Thursday, February 22, 2018

NS8

Wait, what school are you from?

I'm from Fuchun Sec.

Where on earth is that?

So began the time of my life.

I already decided Woodlands is the heart of the red line for me, with its madness and fragility. But this station now is more than that, and less, all at once. It's like the very blood that keeps running through your veins, so neglected despite its importance.

Most of my story revolves around this station and its surroundings too, both forgiven and ones that I can't let go of. From one last argument last March to when we sat on the brick ledge by the canal, just weeks after he turned sixteen. From listening to me cry about a break-up to being my pillar and the last good thing left.

This one is always hard to write about. I think we are the only ones who changed, while the bench we sat on and rock we lied on will always be there. As if waiting to bear witness again, like a third party witnessing a couple's every moment.

I never liked change, but there is this magic in parallels that only I can see. Like how in early 2014, I was the one who stumbled around crying for the wind, and then in mid-2017 it was him, claiming himself drunk and calling my phone thirteen times. And who was the witness to both? None other than this third party.
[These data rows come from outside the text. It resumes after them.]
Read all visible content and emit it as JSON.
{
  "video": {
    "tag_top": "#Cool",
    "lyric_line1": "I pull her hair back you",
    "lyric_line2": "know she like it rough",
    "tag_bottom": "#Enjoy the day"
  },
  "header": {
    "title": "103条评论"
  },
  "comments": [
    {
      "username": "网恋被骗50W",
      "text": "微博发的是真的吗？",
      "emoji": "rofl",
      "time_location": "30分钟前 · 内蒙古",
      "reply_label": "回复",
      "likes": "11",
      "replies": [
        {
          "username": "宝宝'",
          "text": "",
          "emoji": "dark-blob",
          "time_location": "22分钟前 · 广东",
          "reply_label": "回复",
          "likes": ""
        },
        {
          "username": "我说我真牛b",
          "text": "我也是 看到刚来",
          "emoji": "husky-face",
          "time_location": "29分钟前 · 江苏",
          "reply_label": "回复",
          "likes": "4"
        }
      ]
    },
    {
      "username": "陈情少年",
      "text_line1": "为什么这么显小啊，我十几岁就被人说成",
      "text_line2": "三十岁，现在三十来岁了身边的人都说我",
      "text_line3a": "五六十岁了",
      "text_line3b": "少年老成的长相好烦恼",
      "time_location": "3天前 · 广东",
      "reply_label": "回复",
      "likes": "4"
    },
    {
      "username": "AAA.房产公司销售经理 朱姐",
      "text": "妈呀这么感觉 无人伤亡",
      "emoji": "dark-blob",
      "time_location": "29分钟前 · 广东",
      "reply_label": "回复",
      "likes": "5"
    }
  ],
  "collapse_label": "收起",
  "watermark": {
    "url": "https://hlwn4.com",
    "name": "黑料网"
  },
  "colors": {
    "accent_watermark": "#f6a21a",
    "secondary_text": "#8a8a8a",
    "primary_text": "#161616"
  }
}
After five years it's finally getting old. They're both long gone, while I'm still here like a horse tied to the leg of a chair. It's ironic because they're the ones who grew up here, who cycled down and jumped over canals with each other. They went from two innocent kids to two guys drinking beer at the void deck, talking about this girl who ruined their friendship and everything in between.

I find myself holding back, the way this side of the town keeps me in place. I can tell every story from here but some pieces will always be missing. Also missed, if you would. Now on the very few times I pass I try to dismiss it all, ignoring the silhouettes and open spaces that I once thought I loved.

If I had to choose only one day from here to keep, it'll be the time in 2014 when I made rounds around here with neither of these boys. I watched the sunset from the town garden and waited until two trains crossed each other. I don't need any of the other memories, both sinful and innocent.

It's at Marsiling.

Oh. Which line is it on?

From yet another distant place with a blank slate, to memories that will always be at the back of my mind.